Demokrasi çevre felaketlerinin çaresi olmasa da dostudur. Ancak demokratik bir toplumda eleştiri ve eleştirel diskur (söylem) işler.
Muhalefeti olmayan, eleştirel aydını olmayan bir toplumda su havzaları bataklık diye kurutulur, Göçmen kuşların konakladıklara alanlara fabrikalar dikilir. Zirai atıklar, gübre ve zehir fazlaları nehirlere akıtılır, dip sularına iner. Kene sorununu, hayvan hastalıklarının nedenlerini dümdüz edici bir ekolojikpolitikaya bağlayamayan bir ufuksuzlukla "geleceğin nurlu ufuklarına" yürüdüğümüzü sanırız.
Bir lokma bir hırkayla avutulduğumuzun iddia edildiğii dönemlerde insanla, doğayla, toprakla, suyla barışıktık ve komşularımızla kardeştik.
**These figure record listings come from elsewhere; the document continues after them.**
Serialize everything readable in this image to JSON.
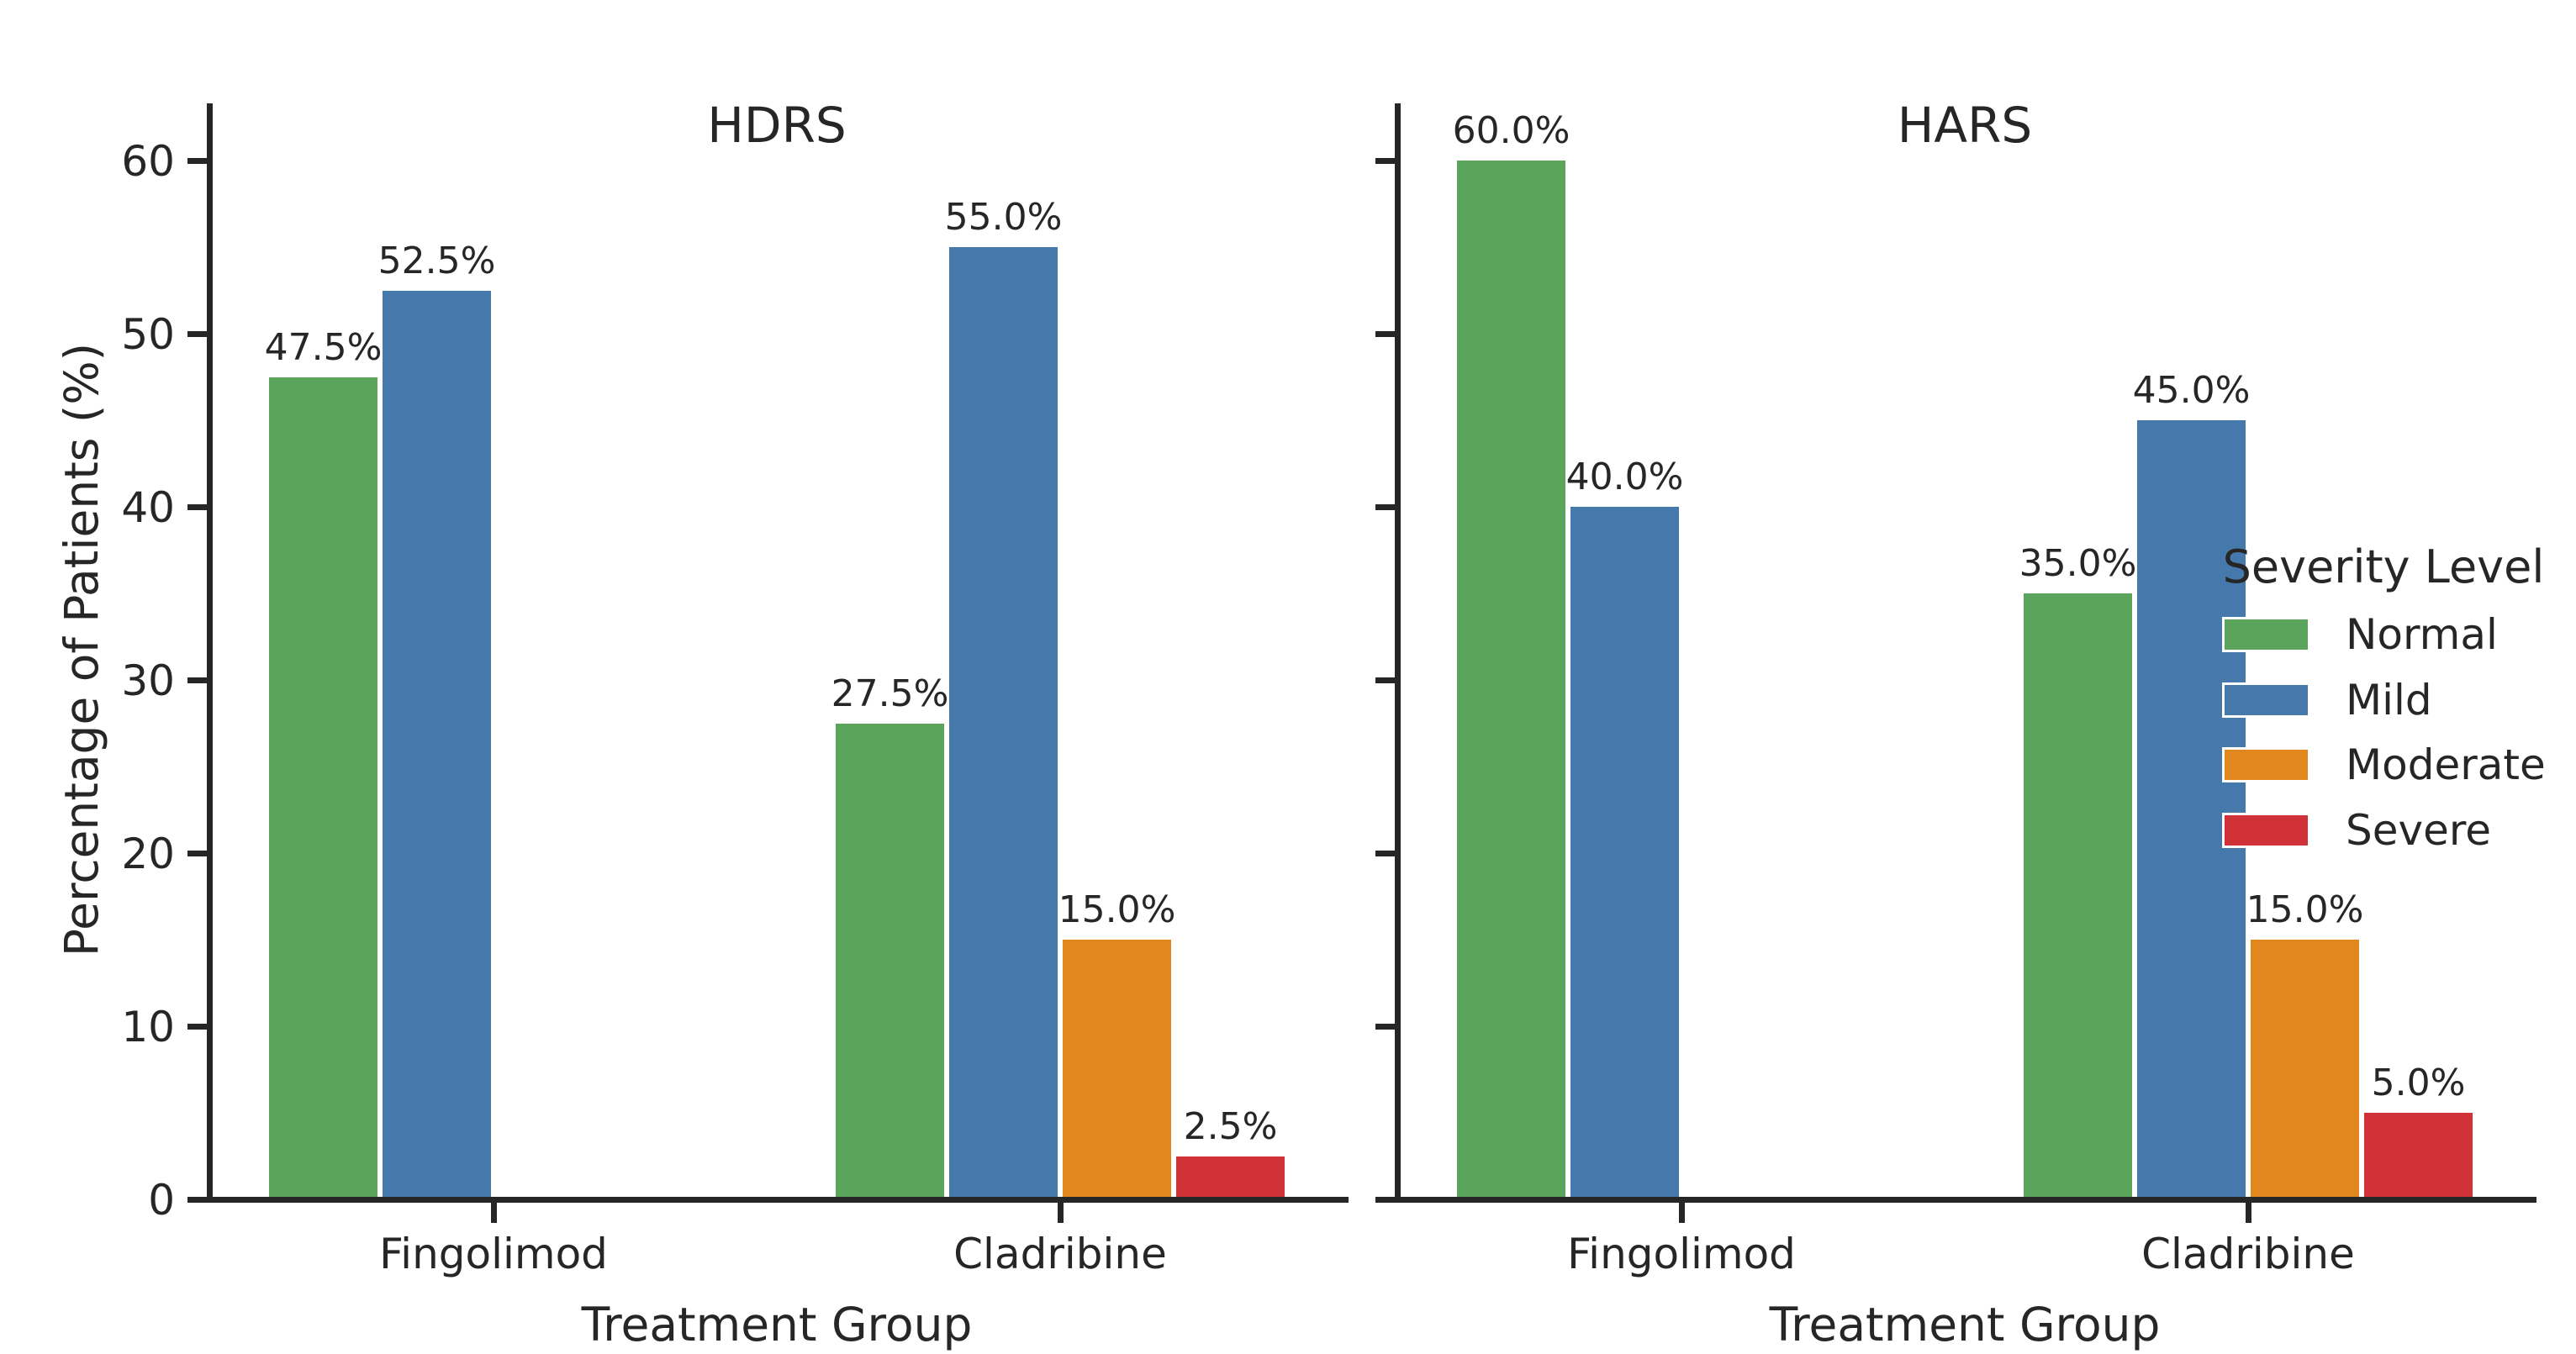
{
  "figure": {
    "background": "#ffffff",
    "axis_color": "#262626",
    "ylabel": "Percentage of Patients (%)",
    "xlabel": "Treatment Group",
    "legend": {
      "title": "Severity Level",
      "entries": [
        {
          "label": "Normal",
          "color": "#5aa45c"
        },
        {
          "label": "Mild",
          "color": "#4679ab"
        },
        {
          "label": "Moderate",
          "color": "#e1871e"
        },
        {
          "label": "Severe",
          "color": "#d03238"
        }
      ],
      "location": "inside-right-chart"
    }
  },
  "chart_data": [
    {
      "type": "bar",
      "title": "HDRS",
      "xlabel": "Treatment Group",
      "ylabel": "Percentage of Patients (%)",
      "categories": [
        "Fingolimod",
        "Cladribine"
      ],
      "series": [
        {
          "name": "Normal",
          "color": "#5aa45c",
          "values": [
            47.5,
            27.5
          ],
          "labels": [
            "47.5%",
            "27.5%"
          ]
        },
        {
          "name": "Mild",
          "color": "#4679ab",
          "values": [
            52.5,
            55.0
          ],
          "labels": [
            "52.5%",
            "55.0%"
          ]
        },
        {
          "name": "Moderate",
          "color": "#e1871e",
          "values": [
            0,
            15.0
          ],
          "labels": [
            "",
            "15.0%"
          ]
        },
        {
          "name": "Severe",
          "color": "#d03238",
          "values": [
            0,
            2.5
          ],
          "labels": [
            "",
            "2.5%"
          ]
        }
      ],
      "ylim": [
        0,
        63
      ],
      "yticks": [
        0,
        10,
        20,
        30,
        40,
        50,
        60
      ],
      "grid": false,
      "show_ytick_labels": true
    },
    {
      "type": "bar",
      "title": "HARS",
      "xlabel": "Treatment Group",
      "ylabel": "Percentage of Patients (%)",
      "categories": [
        "Fingolimod",
        "Cladribine"
      ],
      "series": [
        {
          "name": "Normal",
          "color": "#5aa45c",
          "values": [
            60.0,
            35.0
          ],
          "labels": [
            "60.0%",
            "35.0%"
          ]
        },
        {
          "name": "Mild",
          "color": "#4679ab",
          "values": [
            40.0,
            45.0
          ],
          "labels": [
            "40.0%",
            "45.0%"
          ]
        },
        {
          "name": "Moderate",
          "color": "#e1871e",
          "values": [
            0,
            15.0
          ],
          "labels": [
            "",
            "15.0%"
          ]
        },
        {
          "name": "Severe",
          "color": "#d03238",
          "values": [
            0,
            5.0
          ],
          "labels": [
            "",
            "5.0%"
          ]
        }
      ],
      "ylim": [
        0,
        63
      ],
      "yticks": [
        0,
        10,
        20,
        30,
        40,
        50,
        60
      ],
      "grid": false,
      "show_ytick_labels": false
    }
  ]
}
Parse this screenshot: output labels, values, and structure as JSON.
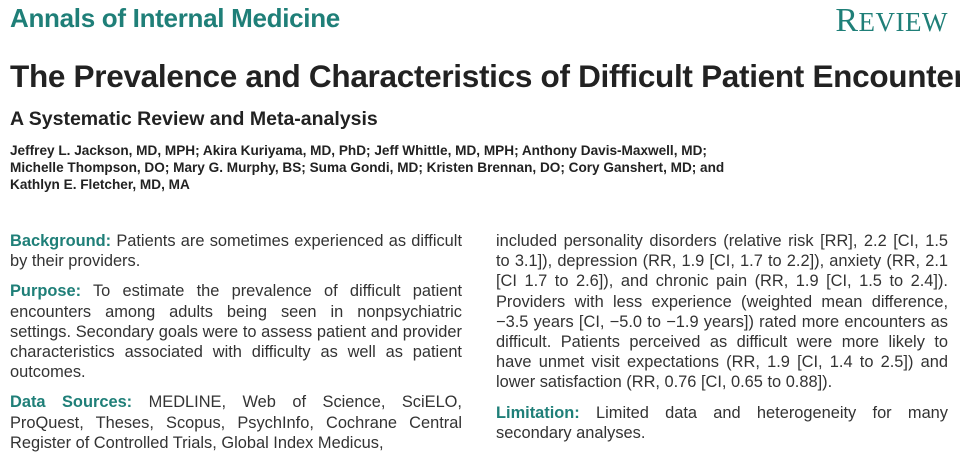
{
  "header": {
    "journal_name": "Annals of Internal Medicine",
    "section_first": "R",
    "section_rest": "EVIEW"
  },
  "article": {
    "title": "The Prevalence and Characteristics of Difficult Patient Encounters",
    "subtitle": "A Systematic Review and Meta-analysis",
    "author_lines": [
      "Jeffrey L. Jackson, MD, MPH; Akira Kuriyama, MD, PhD; Jeff Whittle, MD, MPH; Anthony Davis-Maxwell, MD;",
      "Michelle Thompson, DO; Mary G. Murphy, BS; Suma Gondi, MD; Kristen Brennan, DO; Cory Ganshert, MD; and",
      "Kathlyn E. Fletcher, MD, MA"
    ]
  },
  "abstract": {
    "background": {
      "label": "Background:",
      "text": " Patients are sometimes experienced as difficult by their providers."
    },
    "purpose": {
      "label": "Purpose:",
      "text": " To estimate the prevalence of difficult patient encounters among adults being seen in nonpsychiatric settings. Secondary goals were to assess patient and provider characteristics associated with difficulty as well as patient outcomes."
    },
    "data_sources": {
      "label": "Data Sources:",
      "text": " MEDLINE, Web of Science, SciELO, ProQuest, Theses, Scopus, PsychInfo, Cochrane Central Register of Controlled Trials, Global Index Medicus,"
    },
    "results_continued": "included personality disorders (relative risk [RR], 2.2 [CI, 1.5 to 3.1]), depression (RR, 1.9 [CI, 1.7 to 2.2]), anxiety (RR, 2.1 [CI 1.7 to 2.6]), and chronic pain (RR, 1.9 [CI, 1.5 to 2.4]). Providers with less experience (weighted mean difference, −3.5 years [CI, −5.0 to −1.9 years]) rated more encounters as difficult. Patients perceived as difficult were more likely to have unmet visit expectations (RR, 1.9 [CI, 1.4 to 2.5]) and lower satisfaction (RR, 0.76 [CI, 0.65 to 0.88]).",
    "limitation": {
      "label": "Limitation:",
      "text": " Limited data and heterogeneity for many secondary analyses."
    }
  }
}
Yeni bir medeniyet eğer gerekiyorsa, medenî bir geleneği çiğneyerek değil, olsa olsa, eleştirerek yükseltilr. Eleştirinin eleştireceğini tümden ve hepten bulup yakalayamayacağını bilirsek, her eleştirinin, bir tezahürün, zaman ve mekanda şekillenen gerçekliğin eleştirisi olduğunu unutmazsak.